Easington MP highlights blood cancer misdiagnosis on World Lymphoma Awareness Day

By James Robinson

A County Durham MP is raising awareness of cancers that are often misdiagnosed and can take years to properly identify.

Easington MP Grahame Morris was speaking out on World Lymphoma Awareness Day, which takes place on September 15.

The campaign day is a a global initiative hosted by the Lymphoma Coalition and organised by Lymphoma Action in the UK.

Read more: Go here for more County Durham news and updates from County Durham Live

Lymphoma is the UK's fifth most common cancer, but rare lymphomas such as Cutaneous T-cell lymphomas (CTCL), also known as skin lymphomas, are not well-known. Only around seven people in every million are diagnosed with a skin lymphoma every year in the UK.

The diagnosis journey can take up to seven years for some patients.

Labour MP Mr Morris, who is a member of the All-Party Parliamentary Group on cancer, said: "It is crucial that on World Lymphoma Awareness Day we promote the better understanding of rare blood cancers because too often they can be misdiagnosed as milder, less life-threatening conditions.

"For instance, Cutaneous T-cell lymphomas are often misdiagnosed for skin conditions such as eczema and psoriasis.
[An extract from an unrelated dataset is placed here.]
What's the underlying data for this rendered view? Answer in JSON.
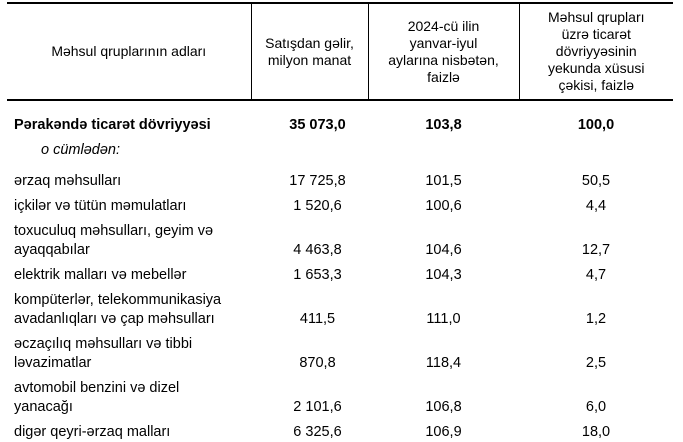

Due to their likeness to more common skin disorders, these rare lymphomas can take, on average, between two and seven years for individuals to receive a confirmed diagnosis."

Only around half of CTCL patients (52%) who receive an advanced disease diagnosis survive beyond five years.

Mr Morris added: “In my capacity as a member of the All-Party Parliamentary Group on Cancer, I am proud to be an advocate for those people living with a blood cancer.

"We must continue to raise awareness for rare cancers like CTCL to improve the outcomes of people living with this condition in Easington constituency and across the UK.

Lymphoma Action say it is committed to raising awareness of lymphoma and the signs to look out for. As well as World Lymphoma Awareness Day on September 15, September is also Blood Cancer Awareness month.

According to the charity, the main symptoms of the disease are unexplained weight loss, feeling tired for no reason, a lump in your neck, armpit, or groin, an itchy feeling all the time and being drenched in sweat during the night.

If you have any of these symptoms, visit your GP.